Breakthrough in Brain Cancer: Virus Makes Glioblastoma Vulnerable
American researchers have used a modified herpes virus to deliver immune cells deep into glioblastoma tumors, significantly improving survival rates for a brain cancer that has been virtually incurable until now.
A Single Injection Opens the Way for the Immune System
Researchers at Mass General Brigham and the Dana-Farber Cancer Institute have achieved a breakthrough in the treatment of glioblastoma using a modified herpes virus. According to their findings, published in the journal Cell in March 2026, a single injection of the virus can penetrate the tumor, destroy cancer cells, and recruit immune cells deep within the tumor.
Glioblastoma is the most aggressive malignant brain tumor: the average survival time from diagnosis is only 12–15 months, and the standard treatment protocol has remained essentially unchanged for twenty years. Immunotherapies, which have yielded revolutionary results in other types of cancer, have consistently failed in the case of glioblastoma because the tumor is extremely effective at suppressing the body's immune response.
How Does the Oncolytic Virus Work?
The new therapy is based on a genetically modified herpes simplex virus designed to replicate exclusively in glioblastoma cells, leaving healthy tissue untouched. When the virus infects a cancer cell, it destroys it, and then its copies spread to neighboring tumor cells.

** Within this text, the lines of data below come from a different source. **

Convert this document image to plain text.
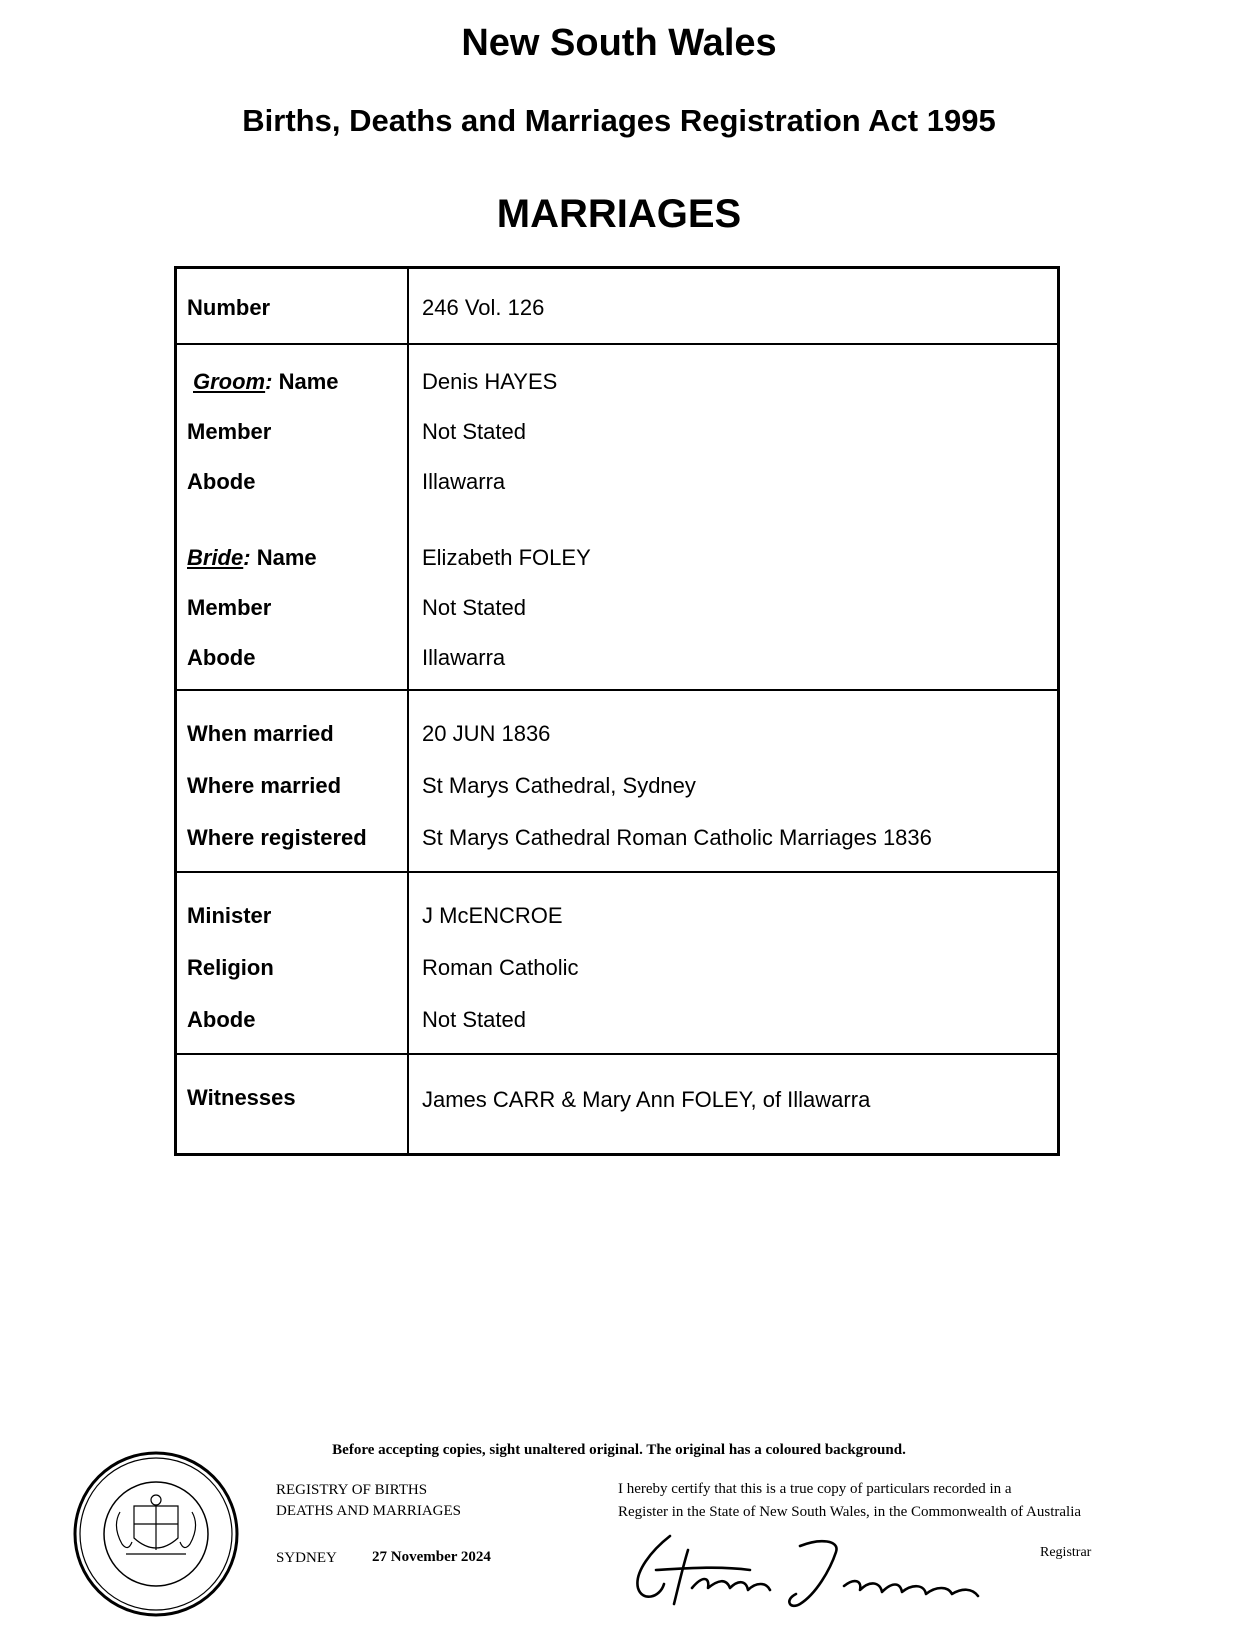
New South Wales
Births, Deaths and Marriages Registration Act 1995
MARRIAGES
Number	246 Vol. 126
Groom: Name	Denis HAYES
Member	Not Stated
Abode	Illawarra
Bride: Name	Elizabeth FOLEY
Member	Not Stated
Abode	Illawarra
When married	20 JUN 1836
Where married	St Marys Cathedral, Sydney
Where registered	St Marys Cathedral Roman Catholic Marriages 1836
Minister	J McENCROE
Religion	Roman Catholic
Abode	Not Stated
Witnesses	James CARR & Mary Ann FOLEY, of Illawarra
Before accepting copies, sight unaltered original. The original has a coloured background.
REGISTRY OF BIRTHS
DEATHS AND MARRIAGES
SYDNEY 27 November 2024
I hereby certify that this is a true copy of particulars recorded in a
Register in the State of New South Wales, in the Commonwealth of Australia
Registrar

This dual mechanism not only directly kills the cancer but also reprograms the tumor microenvironment, allowing T cells—the immune system's "soldiers"—to enter the tumor's depths.

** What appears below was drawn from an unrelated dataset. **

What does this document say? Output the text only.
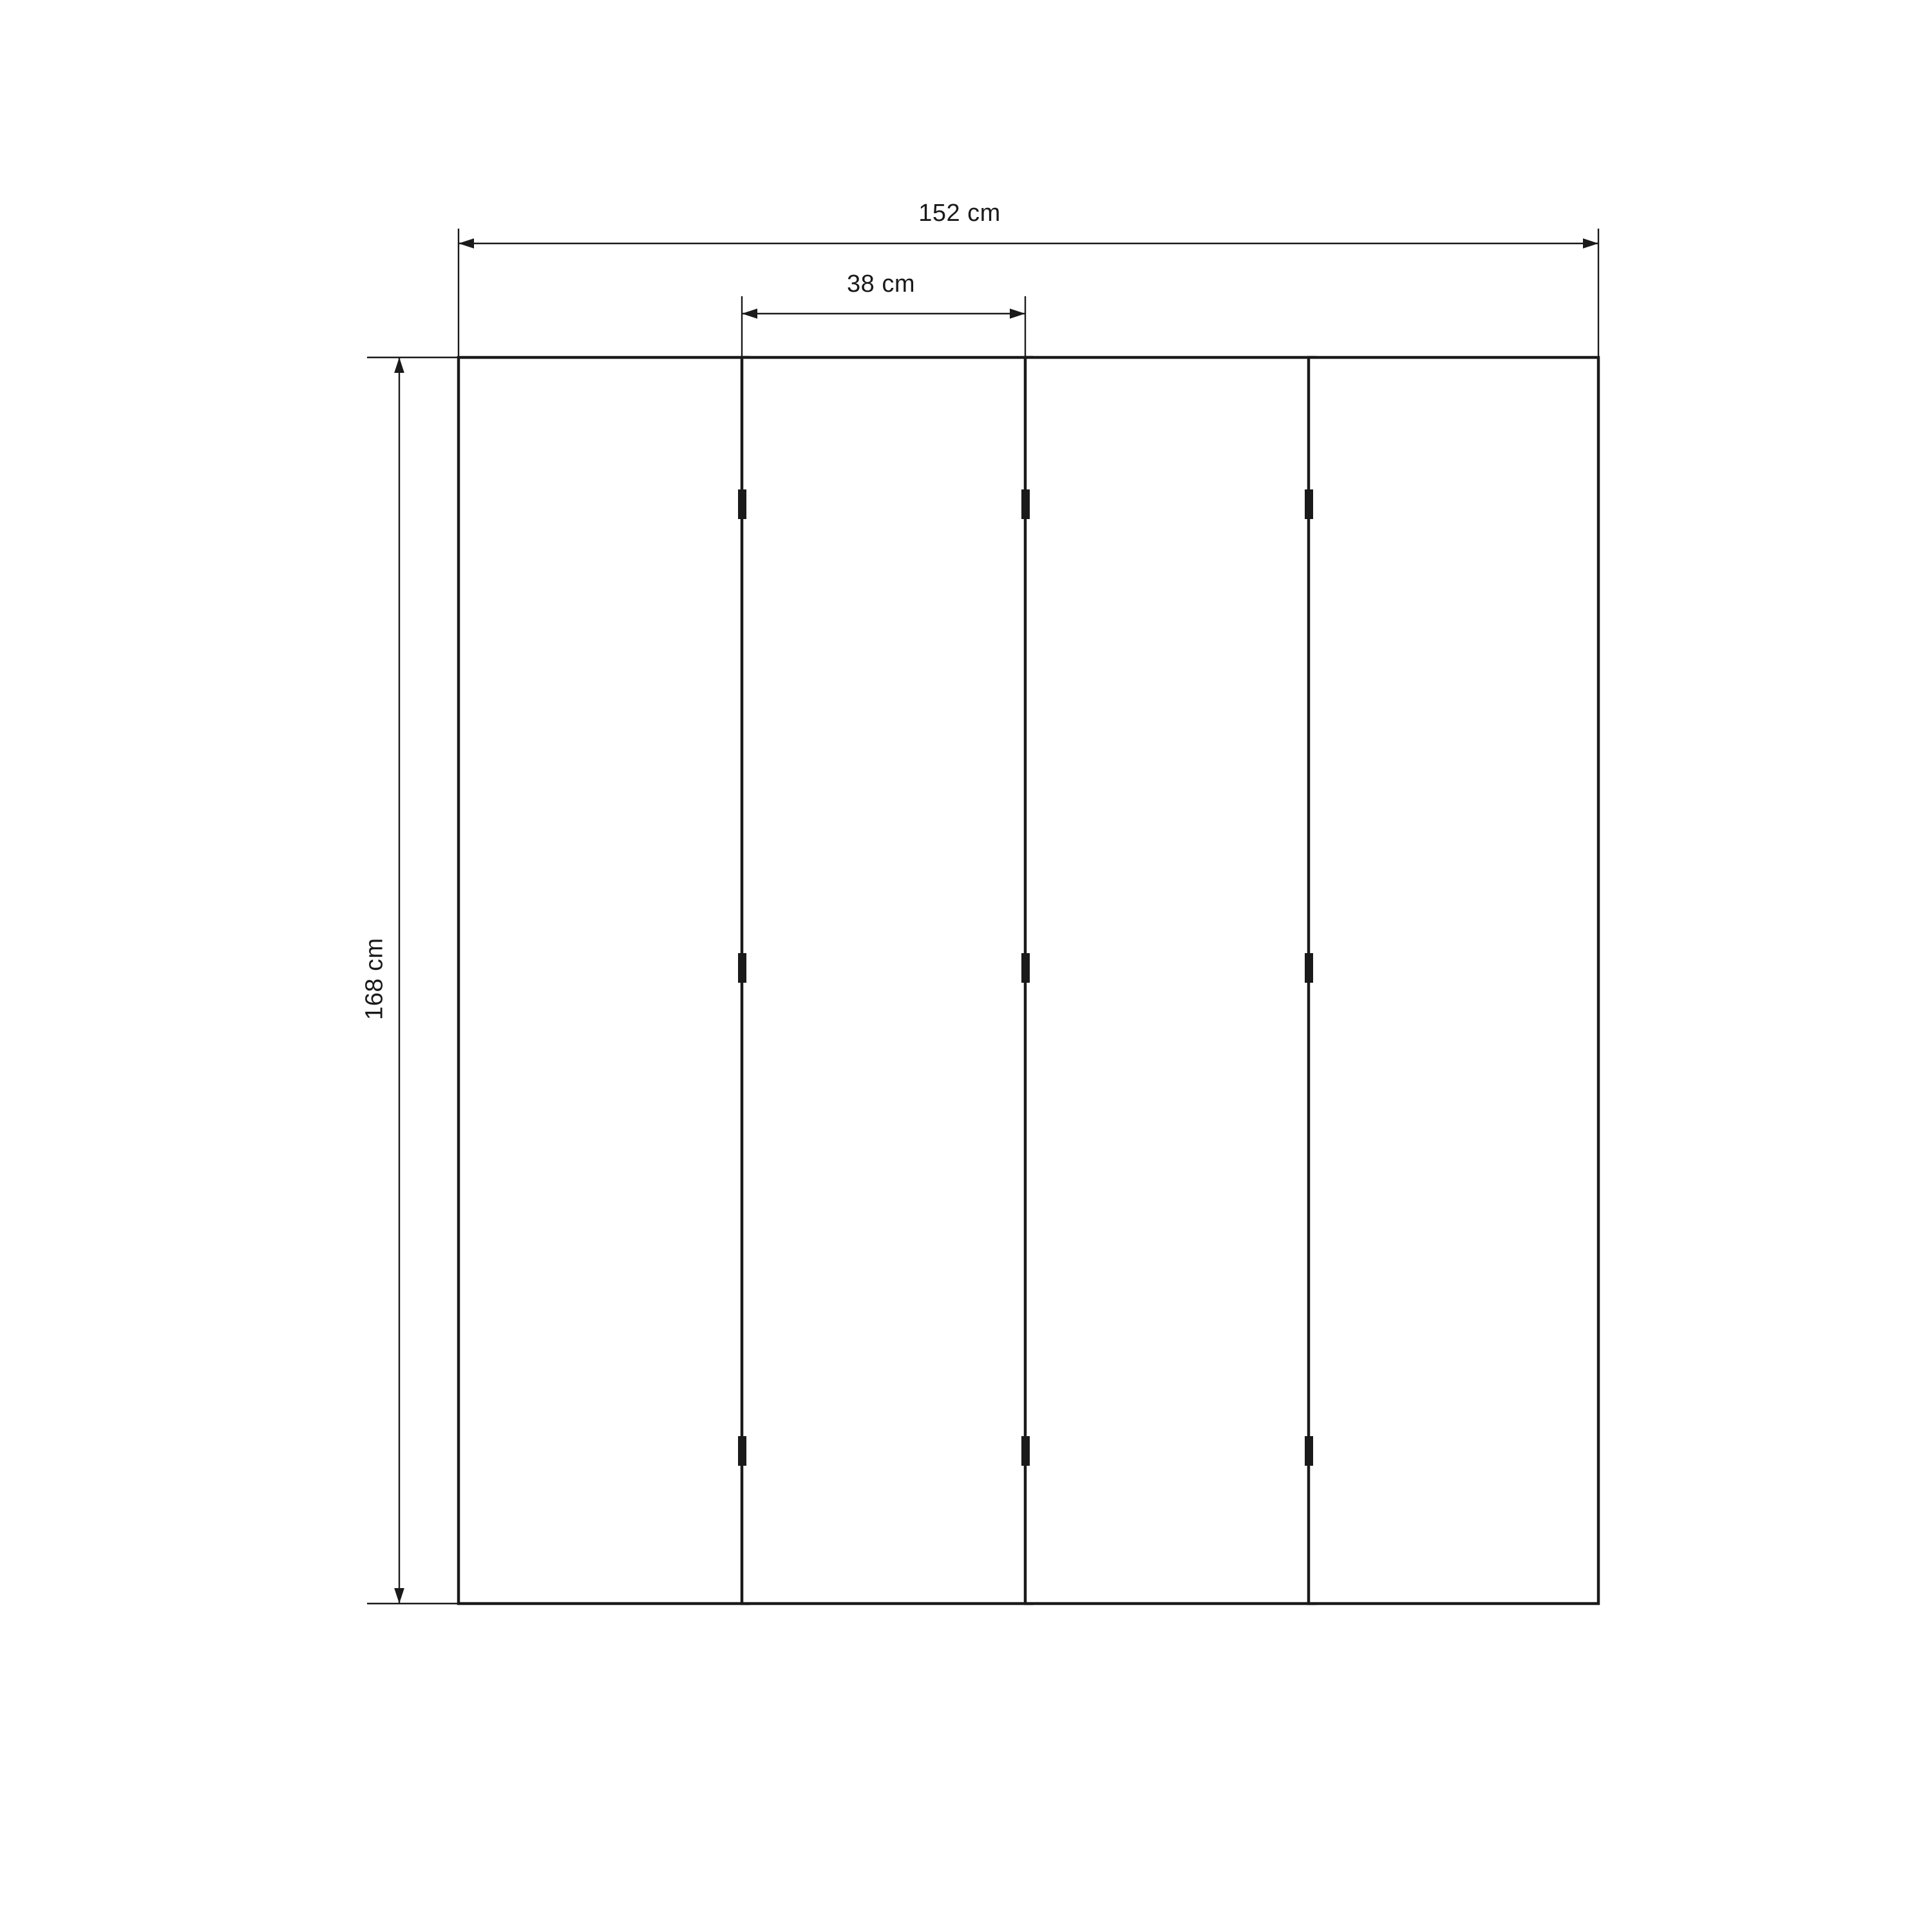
152 cm
38 cm
168 cm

"Glioblastoma is a notoriously 'cold' tumor, into which anti-cancer immune cells barely penetrate," said Kai Wucherpfennig, head of cancer immunology at Dana-Farber. "We have now proven that it is possible to deliver these critical immune cells into glioblastoma."
Promising Clinical Results
In a Phase 1 clinical trial, 41 patients with recurrent glioblastoma were treated with the modified virus. The results showed that the treatment resulted in longer survival compared to data from previous, similar patient groups. Notably, the effect was strongest in patients who already had antibodies against the herpes virus—meaning that previous exposure to the virus paradoxically became an advantage.
The researchers also showed that cytotoxic T cells persisted in the tumor, and those in whom these immune cells were located closer to the dying tumor cells experienced significantly longer survival.
"Our results may have important implications for a cancer whose treatment standard has not changed in twenty years," said E. Antonio Chiocca, director of the Mass General Brigham Brain Tumor Center.
What Does This Mean for Hungary?
In Hungary, approximately 400 new glioblastoma diagnoses are made each year—this is the most common type of malignant brain tumor. The disease typically affects people in the 55–60 age group, with an even higher incidence in older individuals. Although the current results come from an early-phase study, and widespread application may take years, the breakthrough offers hope to patients and their families suffering from a disease that has been considered virtually incurable.
The next step is to initiate larger, Phase 2 clinical trials that can confirm the therapy's efficacy and safety. The researchers are optimistic: virus-based immunotherapy could usher in a new era in the treatment of brain cancer.